GiSAT-1
- Mission type: Communications
- Operator: Global IP Cayman
- Mission duration: 15 years (planned)

Spacecraft properties
- Spacecraft: GiSAT-1
- Spacecraft type: Boeing 702
- Bus: Boeing 702MP
- Manufacturer: Boeing
- Launch mass: 6,000 kg (13,000 lb)
- Power: 15 kW

Start of mission
- Launch date: Cancelled
- Rocket: Falcon 9 Block 5
- Launch site: Cape Canaveral
- Contractor: SpaceX

Orbital parameters
- Reference system: Geocentric orbit
- Regime: Geostationary orbit

Transponders
- Band: Ka-band
- Bandwidth: >150 Gbit/s
- Coverage area: 35 Sub-Saharan Africa countries. Europe

= GiSAT-1 =

Cancelled communications satellite

GiSAT-1 is a high-throughput geostationary communications satellite project by Global IP Cayman. It was to be designed and manufactured by Boeing Satellite Development Center on the Boeing-702MP satellite bus. It is intended to serve 35 Sub-Saharan Africa countries on the Ka-band and offer over 150 Gbit/s of bandwidth with a flexible digital payload. It was expected to be launched in the fourth quarter of 2018, but the cancellation of the construction contract by Boeing in December 2018 left the launch of the satellite uncertain.
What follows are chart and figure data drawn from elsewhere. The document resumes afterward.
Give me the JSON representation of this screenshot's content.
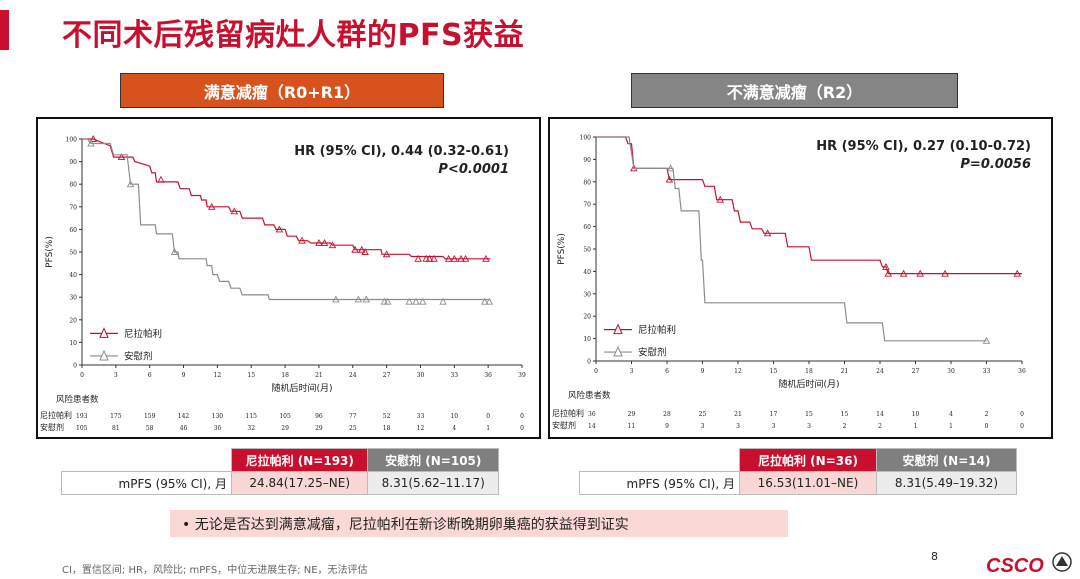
{
  "slide": {
    "title": "不同术后残留病灶人群的PFS获益",
    "page_number": "8",
    "footnote": "CI，置信区间; HR，风险比; mPFS，中位无进展生存; NE，无法评估",
    "callout": "• 无论是否达到满意减瘤，尼拉帕利在新诊断晚期卵巢癌的获益得到证实",
    "logo_text": "CSCO",
    "colors": {
      "accent": "#c8102e",
      "niraparib": "#c8102e",
      "placebo": "#8c8c8c",
      "left_header": "#d8521d",
      "right_header": "#858585"
    }
  },
  "left": {
    "header": "满意减瘤（R0+R1）",
    "hr": "HR (95% CI), 0.44 (0.32-0.61)",
    "p": "P<0.0001",
    "table": {
      "col1": "尼拉帕利 (N=193)",
      "col2": "安慰剂 (N=105)",
      "row_label": "mPFS (95% CI), 月",
      "val1": "24.84(17.25–NE)",
      "val2": "8.31(5.62–11.17)"
    }
  },
  "right": {
    "header": "不满意减瘤（R2）",
    "hr": "HR (95% CI), 0.27 (0.10-0.72)",
    "p": "P=0.0056",
    "table": {
      "col1": "尼拉帕利 (N=36)",
      "col2": "安慰剂 (N=14)",
      "row_label": "mPFS (95% CI), 月",
      "val1": "16.53(11.01–NE)",
      "val2": "8.31(5.49–19.32)"
    }
  },
  "chart_data": [
    {
      "type": "line",
      "step": true,
      "ylabel": "PFS(%)",
      "xlabel": "随机后时间(月)",
      "x_ticks": [
        0,
        3,
        6,
        9,
        12,
        15,
        18,
        21,
        24,
        27,
        30,
        33,
        36,
        39
      ],
      "y_ticks": [
        0,
        10,
        20,
        30,
        40,
        50,
        60,
        70,
        80,
        90,
        100
      ],
      "xlim": [
        0,
        39
      ],
      "ylim": [
        0,
        100
      ],
      "legend": "bottom-left",
      "risk_title": "风险患者数",
      "series": [
        {
          "name": "尼拉帕利",
          "color": "#c8102e",
          "points": [
            [
              0,
              100
            ],
            [
              1,
              100
            ],
            [
              1.5,
              99
            ],
            [
              2.5,
              97
            ],
            [
              2.8,
              92
            ],
            [
              4.5,
              92
            ],
            [
              4.7,
              90
            ],
            [
              6,
              88
            ],
            [
              6.2,
              85
            ],
            [
              6.5,
              85
            ],
            [
              6.6,
              81
            ],
            [
              8.5,
              81
            ],
            [
              8.7,
              78
            ],
            [
              9.5,
              78
            ],
            [
              9.7,
              75
            ],
            [
              10.5,
              75
            ],
            [
              10.6,
              73
            ],
            [
              11,
              73
            ],
            [
              11.1,
              70
            ],
            [
              13,
              70
            ],
            [
              13.2,
              68
            ],
            [
              14,
              68
            ],
            [
              14.2,
              65
            ],
            [
              16,
              65
            ],
            [
              16.2,
              62
            ],
            [
              17,
              62
            ],
            [
              17.2,
              60
            ],
            [
              18,
              60
            ],
            [
              18.2,
              57
            ],
            [
              19,
              57
            ],
            [
              19.2,
              55
            ],
            [
              20,
              55
            ],
            [
              20.3,
              54
            ],
            [
              22,
              54
            ],
            [
              22.2,
              53
            ],
            [
              24,
              53
            ],
            [
              24.2,
              51
            ],
            [
              26.5,
              51
            ],
            [
              26.6,
              49
            ],
            [
              29,
              49
            ],
            [
              29.2,
              48
            ],
            [
              32,
              48
            ],
            [
              32.2,
              47
            ],
            [
              35,
              47
            ],
            [
              35.2,
              47
            ],
            [
              36.2,
              47
            ]
          ],
          "censored": [
            [
              1,
              100
            ],
            [
              3.5,
              92
            ],
            [
              7,
              82
            ],
            [
              11.5,
              70
            ],
            [
              13.5,
              68
            ],
            [
              17.5,
              60
            ],
            [
              19.5,
              55
            ],
            [
              21,
              54
            ],
            [
              21.5,
              54
            ],
            [
              22.2,
              53
            ],
            [
              24.2,
              51
            ],
            [
              24.8,
              51
            ],
            [
              25.1,
              50
            ],
            [
              27,
              49
            ],
            [
              29.8,
              47
            ],
            [
              30.5,
              47
            ],
            [
              30.8,
              47
            ],
            [
              31.2,
              47
            ],
            [
              32.5,
              47
            ],
            [
              33,
              47
            ],
            [
              33.6,
              47
            ],
            [
              34,
              47
            ],
            [
              35.8,
              47
            ]
          ],
          "at_risk": [
            193,
            175,
            159,
            142,
            130,
            115,
            105,
            96,
            77,
            52,
            33,
            10,
            0,
            0
          ]
        },
        {
          "name": "安慰剂",
          "color": "#8c8c8c",
          "points": [
            [
              0,
              100
            ],
            [
              0.5,
              100
            ],
            [
              0.8,
              98
            ],
            [
              2.5,
              98
            ],
            [
              2.8,
              93
            ],
            [
              4,
              93
            ],
            [
              4.3,
              80
            ],
            [
              5,
              80
            ],
            [
              5.2,
              62
            ],
            [
              6.5,
              62
            ],
            [
              6.6,
              58
            ],
            [
              8,
              58
            ],
            [
              8.2,
              50
            ],
            [
              8.5,
              50
            ],
            [
              8.6,
              47
            ],
            [
              11,
              47
            ],
            [
              11.1,
              44
            ],
            [
              11.5,
              44
            ],
            [
              11.6,
              40
            ],
            [
              12,
              40
            ],
            [
              12.2,
              37
            ],
            [
              13,
              37
            ],
            [
              13.2,
              34
            ],
            [
              14,
              34
            ],
            [
              14.2,
              31
            ],
            [
              16.5,
              31
            ],
            [
              16.6,
              29
            ],
            [
              24,
              29
            ],
            [
              24.2,
              29
            ],
            [
              36.2,
              29
            ]
          ],
          "censored": [
            [
              0.8,
              98
            ],
            [
              4.3,
              80
            ],
            [
              8.2,
              50
            ],
            [
              22.5,
              29
            ],
            [
              24.5,
              29
            ],
            [
              25.2,
              29
            ],
            [
              26.8,
              28
            ],
            [
              27.1,
              28
            ],
            [
              29,
              28
            ],
            [
              29.6,
              28
            ],
            [
              30.2,
              28
            ],
            [
              32,
              28
            ],
            [
              35.7,
              28
            ],
            [
              36.1,
              28
            ]
          ],
          "at_risk": [
            105,
            81,
            58,
            46,
            36,
            32,
            29,
            29,
            25,
            18,
            12,
            4,
            1,
            0
          ]
        }
      ]
    },
    {
      "type": "line",
      "step": true,
      "ylabel": "PFS(%)",
      "xlabel": "随机后时间(月)",
      "x_ticks": [
        0,
        3,
        6,
        9,
        12,
        15,
        18,
        21,
        24,
        27,
        30,
        33,
        36
      ],
      "y_ticks": [
        0,
        10,
        20,
        30,
        40,
        50,
        60,
        70,
        80,
        90,
        100
      ],
      "xlim": [
        0,
        36
      ],
      "ylim": [
        0,
        100
      ],
      "legend": "bottom-left",
      "risk_title": "风险患者数",
      "series": [
        {
          "name": "尼拉帕利",
          "color": "#c8102e",
          "points": [
            [
              0,
              100
            ],
            [
              2.5,
              100
            ],
            [
              2.7,
              97
            ],
            [
              3,
              97
            ],
            [
              3.2,
              86
            ],
            [
              6,
              86
            ],
            [
              6.2,
              81
            ],
            [
              9,
              81
            ],
            [
              9.2,
              78
            ],
            [
              10,
              78
            ],
            [
              10.2,
              72
            ],
            [
              11.5,
              72
            ],
            [
              11.7,
              67
            ],
            [
              12,
              67
            ],
            [
              12.2,
              62
            ],
            [
              13,
              62
            ],
            [
              13.2,
              59
            ],
            [
              14,
              59
            ],
            [
              14.2,
              57
            ],
            [
              16,
              57
            ],
            [
              16.2,
              51
            ],
            [
              18,
              51
            ],
            [
              18.2,
              45
            ],
            [
              24,
              45
            ],
            [
              24.2,
              42
            ],
            [
              24.5,
              42
            ],
            [
              24.7,
              39
            ],
            [
              36,
              39
            ]
          ],
          "censored": [
            [
              3.2,
              86
            ],
            [
              6.2,
              81
            ],
            [
              10.5,
              72
            ],
            [
              14.5,
              57
            ],
            [
              24.5,
              42
            ],
            [
              24.7,
              39
            ],
            [
              26,
              39
            ],
            [
              27.4,
              39
            ],
            [
              29.5,
              39
            ],
            [
              35.6,
              39
            ]
          ],
          "at_risk": [
            36,
            29,
            28,
            25,
            21,
            17,
            15,
            15,
            14,
            10,
            4,
            2,
            0
          ]
        },
        {
          "name": "安慰剂",
          "color": "#8c8c8c",
          "points": [
            [
              0,
              100
            ],
            [
              2.8,
              100
            ],
            [
              3,
              93
            ],
            [
              3.2,
              86
            ],
            [
              6.5,
              86
            ],
            [
              6.7,
              77
            ],
            [
              7,
              77
            ],
            [
              7.2,
              67
            ],
            [
              8.7,
              67
            ],
            [
              8.9,
              45
            ],
            [
              9,
              45
            ],
            [
              9.2,
              26
            ],
            [
              21,
              26
            ],
            [
              21.2,
              17
            ],
            [
              24.2,
              17
            ],
            [
              24.4,
              9
            ],
            [
              30,
              9
            ],
            [
              33,
              9
            ]
          ],
          "censored": [
            [
              6.3,
              86
            ],
            [
              33,
              9
            ]
          ],
          "at_risk": [
            14,
            11,
            9,
            3,
            3,
            3,
            3,
            2,
            2,
            1,
            1,
            0,
            0
          ]
        }
      ]
    }
  ]
}
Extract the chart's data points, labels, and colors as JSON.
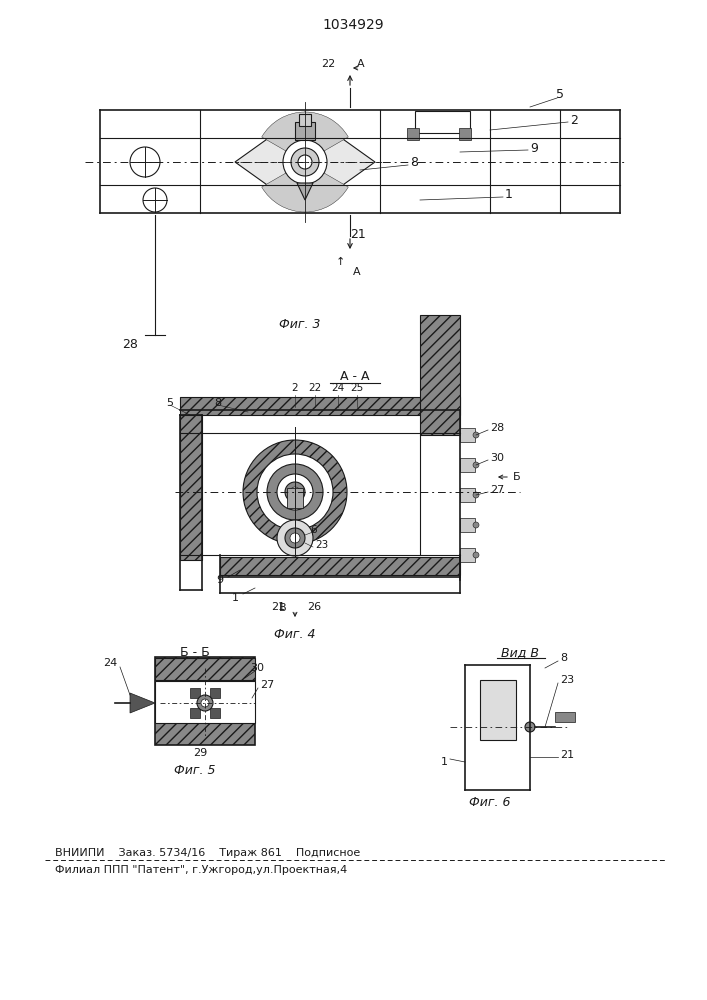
{
  "patent_number": "1034929",
  "background_color": "#ffffff",
  "line_color": "#1a1a1a",
  "fig_width": 7.07,
  "fig_height": 10.0,
  "footer_line1": "ВНИИПИ    Заказ. 5734/16    Тираж 861    Подписное",
  "footer_line2": "Филиал ППП \"Патент\", г.Ужгород,ул.Проектная,4",
  "fig3_label": "Фиг. 3",
  "fig4_label": "Фиг. 4",
  "fig5_label": "Фиг. 5",
  "fig6_label": "Фиг. 6",
  "section_aa_label": "А - А",
  "section_bb_label": "Б - Б",
  "view_b_label": "Вид В"
}
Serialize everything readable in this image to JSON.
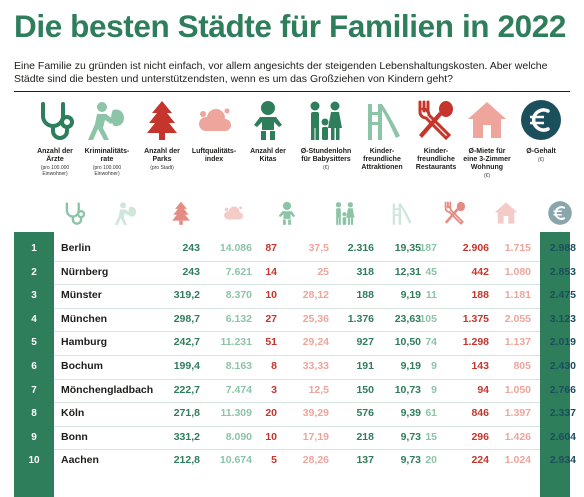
{
  "title": "Die besten Städte für Familien in 2022",
  "intro": "Eine Familie zu gründen ist nicht einfach, vor allem angesichts der steigenden Lebenshaltungskosten. Aber welche Städte sind die besten und unterstützendsten, wenn es um das Großziehen von Kindern geht?",
  "colors": {
    "dark_green": "#2e7d5b",
    "light_green": "#8cc4a8",
    "red": "#c6352b",
    "pink": "#eda59c",
    "navy": "#1b4f5c"
  },
  "legend": [
    {
      "icon": "stethoscope-icon",
      "label": "Anzahl der Ärzte",
      "note": "(pro 100.000 Einwohner)"
    },
    {
      "icon": "burglar-icon",
      "label": "Kriminalitäts-rate",
      "note": "(pro 100.000 Einwohner)"
    },
    {
      "icon": "tree-icon",
      "label": "Anzahl der Parks",
      "note": "(pro Stadt)"
    },
    {
      "icon": "cloud-icon",
      "label": "Luftqualitäts-index",
      "note": ""
    },
    {
      "icon": "child-icon",
      "label": "Anzahl der Kitas",
      "note": ""
    },
    {
      "icon": "family-icon",
      "label": "Ø-Stundenlohn für Babysitters",
      "note": "(€)"
    },
    {
      "icon": "slide-icon",
      "label": "Kinder-freundliche Attraktionen",
      "note": ""
    },
    {
      "icon": "cutlery-icon",
      "label": "Kinder-freundliche Restaurants",
      "note": ""
    },
    {
      "icon": "house-icon",
      "label": "Ø-Miete für eine 3-Zimmer Wohnung",
      "note": "(€)"
    },
    {
      "icon": "euro-icon",
      "label": "Ø-Gehalt",
      "note": "(€)"
    }
  ],
  "chart_data": {
    "type": "table",
    "title": "Die besten Städte für Familien in 2022",
    "columns": [
      "Anzahl der Ärzte",
      "Kriminalitätsrate",
      "Anzahl der Parks",
      "Luftqualitätsindex",
      "Anzahl der Kitas",
      "Ø-Stundenlohn für Babysitters",
      "Kinderfreundliche Attraktionen",
      "Kinderfreundliche Restaurants",
      "Ø-Miete für eine 3-Zimmer Wohnung",
      "Ø-Gehalt"
    ],
    "rows": [
      {
        "rank": "1",
        "city": "Berlin",
        "values": [
          "243",
          "14.086",
          "87",
          "37,5",
          "2.316",
          "19,35",
          "187",
          "2.906",
          "1.715",
          "2.988"
        ]
      },
      {
        "rank": "2",
        "city": "Nürnberg",
        "values": [
          "243",
          "7.621",
          "14",
          "25",
          "318",
          "12,31",
          "45",
          "442",
          "1.080",
          "2.853"
        ]
      },
      {
        "rank": "3",
        "city": "Münster",
        "values": [
          "319,2",
          "8.370",
          "10",
          "28,12",
          "188",
          "9,19",
          "11",
          "188",
          "1.181",
          "2.475"
        ]
      },
      {
        "rank": "4",
        "city": "München",
        "values": [
          "298,7",
          "6.132",
          "27",
          "25,36",
          "1.376",
          "23,63",
          "105",
          "1.375",
          "2.055",
          "3.123"
        ]
      },
      {
        "rank": "5",
        "city": "Hamburg",
        "values": [
          "242,7",
          "11.231",
          "51",
          "29,24",
          "927",
          "10,50",
          "74",
          "1.298",
          "1.137",
          "2.019"
        ]
      },
      {
        "rank": "6",
        "city": "Bochum",
        "values": [
          "199,4",
          "8.163",
          "8",
          "33,33",
          "191",
          "9,19",
          "9",
          "143",
          "805",
          "2.430"
        ]
      },
      {
        "rank": "7",
        "city": "Mönchengladbach",
        "values": [
          "222,7",
          "7.474",
          "3",
          "12,5",
          "150",
          "10,73",
          "9",
          "94",
          "1.050",
          "2.766"
        ]
      },
      {
        "rank": "8",
        "city": "Köln",
        "values": [
          "271,8",
          "11.309",
          "20",
          "39,29",
          "576",
          "9,39",
          "61",
          "846",
          "1.397",
          "2.337"
        ]
      },
      {
        "rank": "9",
        "city": "Bonn",
        "values": [
          "331,2",
          "8.090",
          "10",
          "17,19",
          "218",
          "9,73",
          "15",
          "296",
          "1.426",
          "2.604"
        ]
      },
      {
        "rank": "10",
        "city": "Aachen",
        "values": [
          "212,8",
          "10.674",
          "5",
          "28,26",
          "137",
          "9,73",
          "20",
          "224",
          "1.024",
          "2.934"
        ]
      }
    ]
  }
}
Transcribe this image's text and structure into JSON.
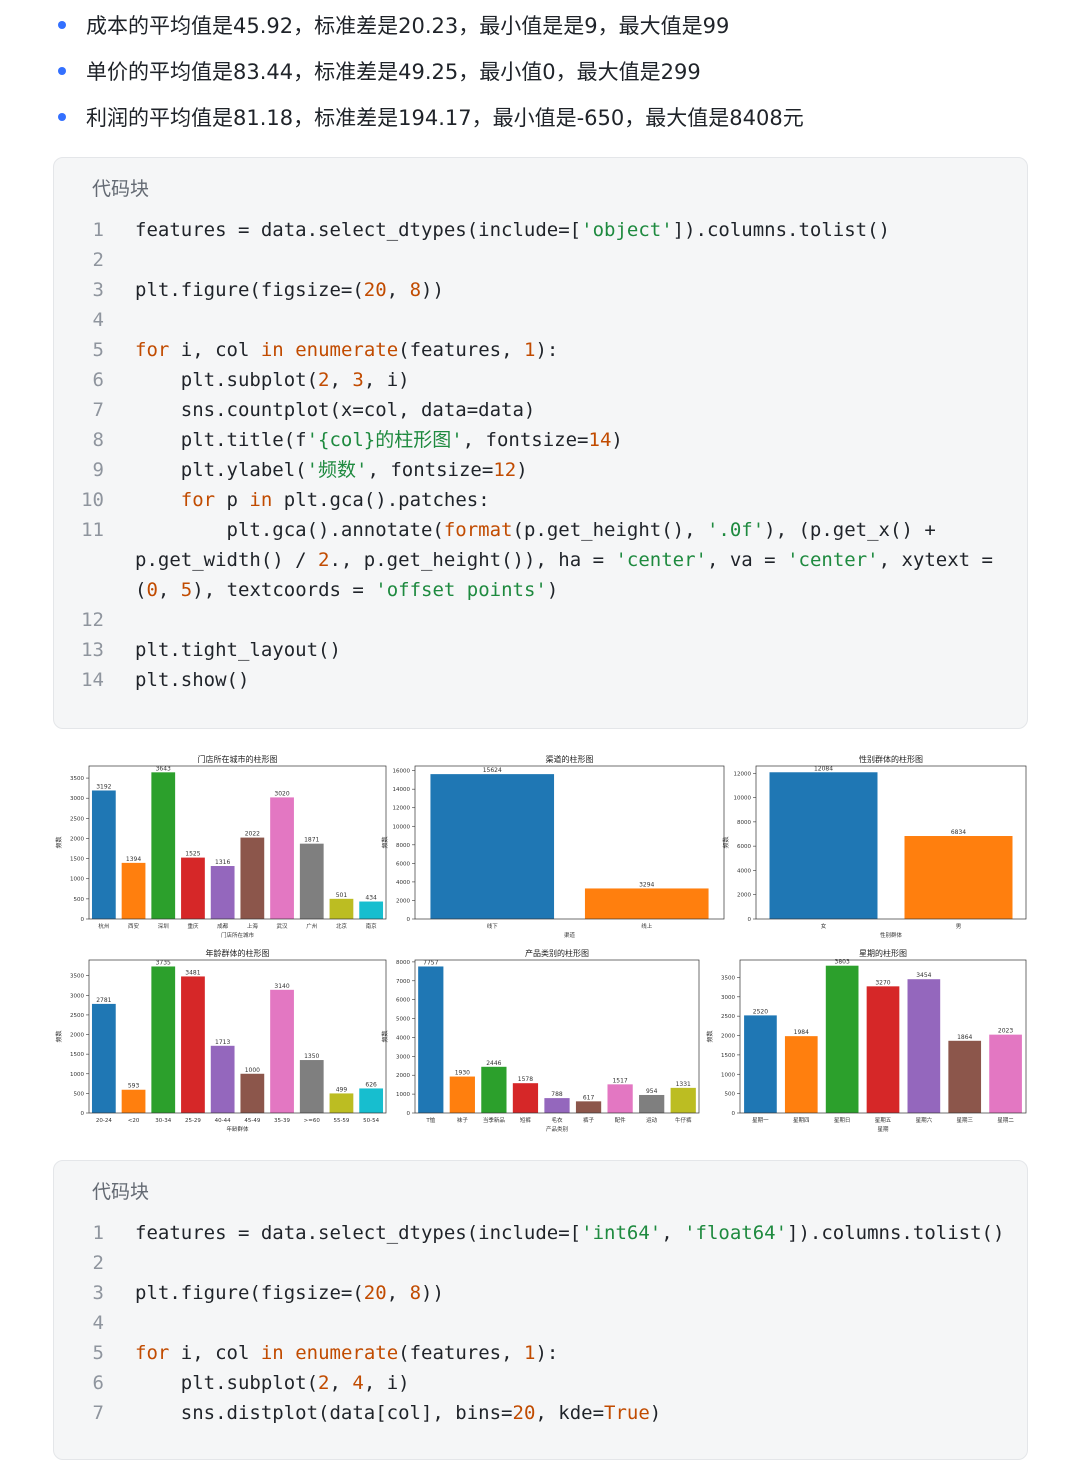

== Satellite description ==
GiSAT-1 was being designed and manufactured by Boeing Satellite Development Center on the Boeing 702MP satellite bus. It was estimated to have a launch mass of 6000 kg and a design life of more than 15 years.

It was to be powered by two wings, with four solar panels each, of triple-junction GsAs solar cells providing a total of 15 kW. It was to have a fully digital high-throughput Ka-band payload offering over 150 Gbit/s of bandwidth. It should offer its services in all the African continent and have four gateways in Europe for connectivity.

== History ==
On 12 September 2016, Boeing Satellite Development Center announced another win for its Boeing 702MP platform, with the order of GiSAT-1 from the start-up Global IP Cayman. It would be a 6000 kg satellite with 15 kW of power generation with a fully digital high-throughput Ka-band payload offering over 150 Gbit/s of bandwidth. It was at the time expected to be launched in 2019. On 3 April 2017, Global IP Cayman announced that it had signed an agreement with SpaceX to launch GiSAT-1 on a Falcon 9 launch vehicle. On 6 December 2018, Boeing announced that it was cancelling the contract, citing lack of payment. According to the Wall Street Journal, Boeing intends to resell the nearly complete satellite to another customer.

In October 2019, Global IP announced that it was seeking to renegotiate the contract with Boeing with the backing of a US$175 million investment from Bronzelink Holdings. The money would go towards completion of the mostly-complete satellite and fulfillment of contract payments. Because the launch order with SpaceX remains valid, GiSAT-1 will still be launched on a Falcon 9 rocket; the satellite's telemetry, tracking, and control will be managed by Hellas Sat.